А как забыть встречу с замечательным человеком, участником танковой битвы под Прохоровкой, командиром батальона морской пехоты, капитаном 3-го ранга, носившим еврейское имя Фроил Нухимович Пресс? Но он привык, чтобы к нему обращались как к Федору Николаевичу. Он прошедшел огненный ад, будучи заживо засыпанным в землянке и получившим множество ранений и контузию, и после этого продолжил воевать! Но уже после войны вследствие контузий оказался прикован навечно к койке? Или встречу с человеком - «обрубком», без рук и ног офицером-танкистом, получившем страшные ранения в сражениях, продолжавшим мужественно жить в мирное время?
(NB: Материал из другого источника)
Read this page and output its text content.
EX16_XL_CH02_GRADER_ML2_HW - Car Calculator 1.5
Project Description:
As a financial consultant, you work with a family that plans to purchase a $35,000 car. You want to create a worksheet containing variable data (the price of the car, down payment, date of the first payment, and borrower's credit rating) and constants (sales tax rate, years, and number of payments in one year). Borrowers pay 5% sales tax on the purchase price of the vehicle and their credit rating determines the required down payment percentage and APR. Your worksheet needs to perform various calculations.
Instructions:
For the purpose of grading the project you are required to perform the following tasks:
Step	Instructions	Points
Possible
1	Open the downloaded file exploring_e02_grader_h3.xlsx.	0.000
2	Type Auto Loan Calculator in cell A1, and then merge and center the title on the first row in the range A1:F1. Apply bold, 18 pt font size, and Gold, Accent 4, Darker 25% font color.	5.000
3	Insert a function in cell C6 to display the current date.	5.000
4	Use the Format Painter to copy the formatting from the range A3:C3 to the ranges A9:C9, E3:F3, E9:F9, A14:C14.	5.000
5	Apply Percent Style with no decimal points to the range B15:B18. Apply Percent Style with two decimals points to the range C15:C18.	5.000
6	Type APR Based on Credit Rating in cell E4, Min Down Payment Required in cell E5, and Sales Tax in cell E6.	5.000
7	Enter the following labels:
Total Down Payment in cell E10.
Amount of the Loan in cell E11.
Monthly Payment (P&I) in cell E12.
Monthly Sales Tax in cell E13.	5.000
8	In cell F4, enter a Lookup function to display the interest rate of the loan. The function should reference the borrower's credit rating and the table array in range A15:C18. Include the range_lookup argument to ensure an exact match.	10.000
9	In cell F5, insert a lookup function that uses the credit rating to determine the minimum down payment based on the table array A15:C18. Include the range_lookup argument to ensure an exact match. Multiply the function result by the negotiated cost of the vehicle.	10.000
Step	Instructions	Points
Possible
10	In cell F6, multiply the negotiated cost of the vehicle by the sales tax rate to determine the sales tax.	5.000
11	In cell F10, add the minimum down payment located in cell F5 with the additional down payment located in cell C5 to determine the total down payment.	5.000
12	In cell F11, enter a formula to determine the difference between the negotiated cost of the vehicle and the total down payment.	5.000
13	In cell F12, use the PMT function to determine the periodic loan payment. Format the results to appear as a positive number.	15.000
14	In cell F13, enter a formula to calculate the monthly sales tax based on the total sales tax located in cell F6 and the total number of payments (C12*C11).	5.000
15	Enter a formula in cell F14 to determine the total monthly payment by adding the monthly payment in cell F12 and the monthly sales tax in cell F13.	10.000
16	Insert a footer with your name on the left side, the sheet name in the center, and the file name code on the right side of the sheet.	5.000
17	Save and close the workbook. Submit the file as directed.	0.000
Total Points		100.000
Помню сослуживцев-солдат и Серегу Курганова, парня с белгородчины, который, будучи санитаром, почти два года находился на посту днем и ночью у обожжённого, с ампутированными ногами, оторванными кистями рук, слепым лейтенантом, сапером из Афгана, спасшего танковую колонну. Лейтенант просил не сообщать о своем ранении жене. В конце службы Сергей заработал на нервной почве язву желудка и был комиссован из армии. Тяжело было видеть груз-300, и родителей, пытавшихся заглянуть в небольшое оконце.
Мне часто приходилось по службе бывать в центральном патологоанатомическом отделении и на вскрытиях. Осталось в памяти, какие смертельные раны оставляет война.
Хочется рассказать об одной встрече с уникальным человеком, бывшим поручиком артиллерии Русской армии, выпускником Константиновского военного училища, а теперь полковником в отставке Советской армии Борисом Смирновым. Офицер по призванию, участник почти всех войн XX века. Но самое интересное для меня — он слышал живой голос Шаляпина. По воспоминаниям Смирнова, когда в комнате пел Федор Иванович, на стол ставили хрустальный бокал, который от силы голоса на спор трескался. Голос его был неповторим и уникален. По словам полковника, ни одна пластинка, «современница» певца, даже в малой доле не отражала всех модуляций голоса Шаляпина.
Низко кланяюсь памяти ныне покойного полковника медслужбы 5-го отделения госпиталя Васильева Вячеслава Александровича, поставившего меня в строй после тяжелейших операций. Огромное спасибо фронтовой никогда не унывающей медсестре Ксении Сергеевне и операционной медсестре 5-го отделения Надежде.
Будучи жителем Москвы. За время службы никогда не пользовался увольнениями, а отпуск на двенадцать суток получил только, попав в команду выздоравливающих в самом конце службы. Много еще можно вспомнить и рассказать. Но пора заканчивать.
PS: ну, а дальше было увольнение в запас и служба в запасе, но это уже другая история.